STAGE REVIEW : ‘RUM & COKE’: A TASTE OF REAL WORLD
With everyone else looking back to Vietnam this week, South Coast Repertory invites us to look back to the Bay of Pigs. The play, at SCR’s Second Stage, is Keith Reddin’s “Rum and Coke.”
It is a “docu-satire” about two bright young people at the dawn of the Kennedy era who ask what they can do for their country and who are informed: Lie, betray your clients and keep your mouth shut.
If you comply, like Linda, the hotshot reporter from Time (Anni Long), you’ll get a nice job in Jackie’s press office. If you falter, like Jake, the humble political scientist from Harvard (Peter Crombie), you’ll end up in hot water for trying to pass secrets to the papers. Either way, you’ll find out how things work in the real world.
It’s a coming-of-age play, with Linda and Jake (who are brother and sister) standing for those naive Americans who hadn’t realized, up to the Bay of Pigs, that fighting communism would naturally force this country to do the sort of underhanded things that communists did, like financing revolutions in other countries.
Nor had we foreseen how badly our government could botch such an effort. Reddin is too young to remember the Bay of Pigs personally (this is only his second play), but he’s got the effect of it right. As a radio commentator of the time put it, it was the day when we began to admit the possibility that we were just another world power, and a clumsy one at that. Welcome, indeed, to the real world.
Interesting that, in this year of self-examination, it took a playwright to connect the Bay of Pigs with Vietnam--and, even more, with Nicaragua. (Ears prick up at South Coast when Ron Boussom’s eager CIA agent describes his army of exiled Cubans as “freedom fighters.”) But if “Rum and Coke” is meant as a warning, it can be read in two ways.
In a general sense, it seems to show the folly of imposing yourself on somebody else’s revolution. But Jake’s real problem with the invasion--the reason he tries to abort it by tipping off the press (who immediately call up the CIA)--is that he knows it’s to be a fatally half-hearted effort, with no hard support from the U.S. mainland for the contras who have become his friends (John Ellington, Tony Plana.)
So the moral of the story could well be: Go for it. Were this a finer-grained play, the ambiguity would enrich it. Reddin does try for complexity in Jake’s relationship with his aggressive sister (Dad always liked her best), and there is a stab at Pirandello in the business about a remembered snapshot of the old Cuba that Jake turns out to have misremembered.
But most of “Rum and Coke” is pretty broad, as when a rich Texan (Richard Doyle) symbolically rids himself of a heckler (Art Koustik) by kneeing him in a vital area, or when Richard Nixon (Doyle again) clanks onto the stage like the Tin Man.
At those moments, the play is written in crayon, and crayon messages shouldn’t be ambiguous--the viewer just ends up confused. We’re grateful these days when any playwright turns his attention to events outside the circle of the family, but this first “docu-satire” seems somewhat stuck between its parent genres.
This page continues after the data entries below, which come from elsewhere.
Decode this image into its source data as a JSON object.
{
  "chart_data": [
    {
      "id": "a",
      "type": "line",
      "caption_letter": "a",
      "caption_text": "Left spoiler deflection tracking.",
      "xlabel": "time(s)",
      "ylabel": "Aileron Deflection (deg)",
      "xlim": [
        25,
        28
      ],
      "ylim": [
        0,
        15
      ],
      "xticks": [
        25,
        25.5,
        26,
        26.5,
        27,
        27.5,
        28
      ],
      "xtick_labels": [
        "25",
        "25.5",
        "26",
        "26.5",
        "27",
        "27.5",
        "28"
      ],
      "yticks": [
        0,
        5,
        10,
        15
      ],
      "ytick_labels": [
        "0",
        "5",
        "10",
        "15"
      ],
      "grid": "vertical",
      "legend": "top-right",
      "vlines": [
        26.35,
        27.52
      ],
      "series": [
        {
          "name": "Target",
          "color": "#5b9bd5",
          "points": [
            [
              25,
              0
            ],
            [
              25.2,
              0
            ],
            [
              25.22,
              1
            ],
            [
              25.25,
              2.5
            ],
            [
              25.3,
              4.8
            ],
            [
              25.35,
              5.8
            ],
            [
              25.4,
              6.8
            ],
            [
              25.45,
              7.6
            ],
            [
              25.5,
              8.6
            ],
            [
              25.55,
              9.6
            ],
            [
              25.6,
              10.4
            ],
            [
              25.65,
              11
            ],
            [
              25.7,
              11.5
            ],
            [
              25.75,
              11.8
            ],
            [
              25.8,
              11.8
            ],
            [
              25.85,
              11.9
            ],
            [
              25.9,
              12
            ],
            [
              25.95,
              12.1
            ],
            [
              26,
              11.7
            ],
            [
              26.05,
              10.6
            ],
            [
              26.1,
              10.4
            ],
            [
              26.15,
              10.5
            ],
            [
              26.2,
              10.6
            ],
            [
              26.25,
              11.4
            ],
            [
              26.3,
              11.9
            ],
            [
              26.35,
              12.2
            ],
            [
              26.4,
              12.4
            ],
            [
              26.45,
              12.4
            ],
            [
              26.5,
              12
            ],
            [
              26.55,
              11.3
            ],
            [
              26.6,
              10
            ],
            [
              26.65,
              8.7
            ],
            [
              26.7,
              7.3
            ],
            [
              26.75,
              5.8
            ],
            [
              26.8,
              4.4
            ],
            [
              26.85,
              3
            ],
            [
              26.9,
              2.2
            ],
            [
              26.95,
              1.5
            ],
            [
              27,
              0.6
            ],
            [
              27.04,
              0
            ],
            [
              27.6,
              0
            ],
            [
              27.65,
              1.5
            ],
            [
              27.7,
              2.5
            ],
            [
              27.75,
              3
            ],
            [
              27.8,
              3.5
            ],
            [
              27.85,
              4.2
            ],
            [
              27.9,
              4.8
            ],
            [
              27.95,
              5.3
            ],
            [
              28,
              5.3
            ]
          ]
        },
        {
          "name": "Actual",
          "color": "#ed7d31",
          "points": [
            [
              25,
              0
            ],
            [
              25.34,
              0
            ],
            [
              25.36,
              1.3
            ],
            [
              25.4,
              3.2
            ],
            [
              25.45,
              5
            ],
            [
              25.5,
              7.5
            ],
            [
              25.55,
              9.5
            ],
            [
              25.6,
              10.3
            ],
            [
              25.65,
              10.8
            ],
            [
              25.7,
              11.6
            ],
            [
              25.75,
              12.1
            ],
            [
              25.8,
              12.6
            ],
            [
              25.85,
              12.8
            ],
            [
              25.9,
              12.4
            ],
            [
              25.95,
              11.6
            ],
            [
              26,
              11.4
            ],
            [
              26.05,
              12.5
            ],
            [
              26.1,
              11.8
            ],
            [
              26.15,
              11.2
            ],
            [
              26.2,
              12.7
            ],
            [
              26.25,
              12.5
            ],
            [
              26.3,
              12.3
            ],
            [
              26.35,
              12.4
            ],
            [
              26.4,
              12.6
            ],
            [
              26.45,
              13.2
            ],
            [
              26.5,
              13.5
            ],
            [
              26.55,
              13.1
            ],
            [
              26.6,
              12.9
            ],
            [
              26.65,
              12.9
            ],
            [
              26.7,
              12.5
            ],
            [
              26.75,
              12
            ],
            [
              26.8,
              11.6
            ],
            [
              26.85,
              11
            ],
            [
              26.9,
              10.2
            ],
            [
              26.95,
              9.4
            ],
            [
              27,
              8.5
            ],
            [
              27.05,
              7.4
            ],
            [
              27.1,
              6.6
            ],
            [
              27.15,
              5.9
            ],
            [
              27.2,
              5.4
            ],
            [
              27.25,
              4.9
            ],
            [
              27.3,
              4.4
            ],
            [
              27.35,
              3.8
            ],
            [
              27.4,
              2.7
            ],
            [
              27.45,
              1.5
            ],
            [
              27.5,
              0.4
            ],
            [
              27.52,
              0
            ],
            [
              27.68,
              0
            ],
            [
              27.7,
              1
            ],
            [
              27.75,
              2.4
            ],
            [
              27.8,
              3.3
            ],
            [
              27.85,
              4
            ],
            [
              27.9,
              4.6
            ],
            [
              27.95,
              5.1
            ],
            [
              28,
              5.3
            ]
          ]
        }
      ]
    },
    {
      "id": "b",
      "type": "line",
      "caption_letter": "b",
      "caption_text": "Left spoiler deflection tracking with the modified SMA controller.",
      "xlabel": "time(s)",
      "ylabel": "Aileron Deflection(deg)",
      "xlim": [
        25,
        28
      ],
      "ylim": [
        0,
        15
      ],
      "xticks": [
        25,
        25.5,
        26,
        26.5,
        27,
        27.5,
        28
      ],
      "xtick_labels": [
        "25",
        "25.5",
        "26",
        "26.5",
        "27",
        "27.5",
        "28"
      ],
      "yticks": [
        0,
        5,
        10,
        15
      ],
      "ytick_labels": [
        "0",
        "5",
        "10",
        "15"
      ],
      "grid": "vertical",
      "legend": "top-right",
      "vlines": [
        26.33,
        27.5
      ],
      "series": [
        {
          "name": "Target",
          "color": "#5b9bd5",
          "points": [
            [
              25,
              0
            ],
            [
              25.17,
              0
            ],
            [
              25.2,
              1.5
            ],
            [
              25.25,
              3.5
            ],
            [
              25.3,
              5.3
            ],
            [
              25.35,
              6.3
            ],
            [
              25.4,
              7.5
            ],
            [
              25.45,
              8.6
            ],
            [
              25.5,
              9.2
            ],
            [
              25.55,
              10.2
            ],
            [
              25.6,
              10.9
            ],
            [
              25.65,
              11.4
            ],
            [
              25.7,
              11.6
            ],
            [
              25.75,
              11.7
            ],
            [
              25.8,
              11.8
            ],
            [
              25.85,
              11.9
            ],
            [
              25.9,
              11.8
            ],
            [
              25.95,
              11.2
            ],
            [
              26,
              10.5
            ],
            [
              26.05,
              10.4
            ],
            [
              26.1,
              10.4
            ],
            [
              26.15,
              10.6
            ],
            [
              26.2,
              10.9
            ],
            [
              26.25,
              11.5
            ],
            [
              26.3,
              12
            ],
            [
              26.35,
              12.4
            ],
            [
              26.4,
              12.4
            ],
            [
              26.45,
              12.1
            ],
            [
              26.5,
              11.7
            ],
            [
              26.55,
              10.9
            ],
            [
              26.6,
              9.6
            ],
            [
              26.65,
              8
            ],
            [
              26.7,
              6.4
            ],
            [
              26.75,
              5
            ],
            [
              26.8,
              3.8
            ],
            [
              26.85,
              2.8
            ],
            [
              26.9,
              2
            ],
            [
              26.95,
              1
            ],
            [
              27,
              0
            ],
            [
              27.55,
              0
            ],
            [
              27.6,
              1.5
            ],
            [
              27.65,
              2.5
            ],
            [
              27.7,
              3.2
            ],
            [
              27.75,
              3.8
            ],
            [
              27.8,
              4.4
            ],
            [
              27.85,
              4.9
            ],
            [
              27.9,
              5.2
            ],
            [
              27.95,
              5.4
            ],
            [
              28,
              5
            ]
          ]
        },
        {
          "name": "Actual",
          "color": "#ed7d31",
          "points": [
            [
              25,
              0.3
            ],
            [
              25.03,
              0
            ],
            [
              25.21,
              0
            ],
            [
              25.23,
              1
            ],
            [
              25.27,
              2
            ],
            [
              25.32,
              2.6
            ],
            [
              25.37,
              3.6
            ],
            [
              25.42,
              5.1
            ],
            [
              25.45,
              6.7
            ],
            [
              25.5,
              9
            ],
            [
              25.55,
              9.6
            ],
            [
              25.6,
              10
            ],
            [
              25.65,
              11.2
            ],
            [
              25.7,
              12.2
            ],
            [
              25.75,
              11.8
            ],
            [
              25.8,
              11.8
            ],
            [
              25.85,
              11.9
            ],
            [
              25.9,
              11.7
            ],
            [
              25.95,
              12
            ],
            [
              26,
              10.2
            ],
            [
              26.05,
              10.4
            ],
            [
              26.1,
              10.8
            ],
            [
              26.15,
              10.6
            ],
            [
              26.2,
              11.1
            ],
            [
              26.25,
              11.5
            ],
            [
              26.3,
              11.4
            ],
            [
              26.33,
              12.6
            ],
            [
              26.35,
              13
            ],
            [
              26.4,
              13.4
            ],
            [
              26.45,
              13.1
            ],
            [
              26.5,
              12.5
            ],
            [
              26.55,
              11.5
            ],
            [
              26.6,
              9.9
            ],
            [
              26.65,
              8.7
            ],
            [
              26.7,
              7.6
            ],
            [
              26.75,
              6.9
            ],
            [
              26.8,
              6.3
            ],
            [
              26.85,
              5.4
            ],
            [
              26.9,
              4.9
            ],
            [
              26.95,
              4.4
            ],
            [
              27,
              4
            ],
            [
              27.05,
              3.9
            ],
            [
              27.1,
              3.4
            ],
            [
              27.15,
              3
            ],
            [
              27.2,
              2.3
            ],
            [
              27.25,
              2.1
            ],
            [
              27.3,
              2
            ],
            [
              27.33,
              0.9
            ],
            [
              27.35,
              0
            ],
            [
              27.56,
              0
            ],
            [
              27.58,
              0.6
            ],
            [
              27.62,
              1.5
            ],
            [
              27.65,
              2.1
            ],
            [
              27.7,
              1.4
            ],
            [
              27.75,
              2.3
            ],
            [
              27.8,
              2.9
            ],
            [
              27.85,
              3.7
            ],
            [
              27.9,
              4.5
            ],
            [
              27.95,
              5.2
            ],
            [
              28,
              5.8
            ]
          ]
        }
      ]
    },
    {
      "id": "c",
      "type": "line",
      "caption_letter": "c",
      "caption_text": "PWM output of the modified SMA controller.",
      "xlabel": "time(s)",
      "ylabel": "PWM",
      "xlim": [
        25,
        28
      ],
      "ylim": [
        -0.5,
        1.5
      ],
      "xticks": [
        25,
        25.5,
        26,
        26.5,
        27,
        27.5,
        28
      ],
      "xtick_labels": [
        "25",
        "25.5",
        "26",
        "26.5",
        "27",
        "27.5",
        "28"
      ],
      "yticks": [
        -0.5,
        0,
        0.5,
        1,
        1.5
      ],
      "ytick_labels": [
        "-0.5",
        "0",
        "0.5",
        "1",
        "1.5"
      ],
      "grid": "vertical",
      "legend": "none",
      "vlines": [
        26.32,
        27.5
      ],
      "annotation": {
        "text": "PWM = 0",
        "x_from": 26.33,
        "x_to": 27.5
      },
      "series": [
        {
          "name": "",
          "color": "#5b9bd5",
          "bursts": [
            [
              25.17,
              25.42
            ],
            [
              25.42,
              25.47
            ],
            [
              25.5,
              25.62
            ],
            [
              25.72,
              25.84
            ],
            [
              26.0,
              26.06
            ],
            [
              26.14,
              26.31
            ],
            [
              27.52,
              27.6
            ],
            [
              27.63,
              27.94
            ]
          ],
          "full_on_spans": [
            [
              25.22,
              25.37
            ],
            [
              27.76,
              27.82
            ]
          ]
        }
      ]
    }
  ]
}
The acting, under David Emmes’ direction, is generally on the mark, particularly John-David Keller as an upper-level CIA type who combines Ivy League condescension with brutality, and calls the result finesse. The crayon here has a razor blade in it. One does wonder about Crombie’s approach to the role of Jake. He suggests the campus nerd of the 1980s more than the campus idealist of the 1960s. Director Emmes is old enough to remember the latter, if Crombie isn’t.
The physical production is fabulous--a big word for such a small stage, but accurate. Cliff Faulkner’s constantly changing set uses small furniture pieces to tell us the place and big background posters of Ike, J.F.K., Richard M. Nixon, et cetera, to tell us the date; Susan Denison’s costumes evoke everything from the Fidel look to the Jackie look; Peter Maradudin’s lighting has room for terror.
In the end, “Rum and Coke” doesn’t satisfy--except visually. Yet at some level, and particularly this week, it refreshes.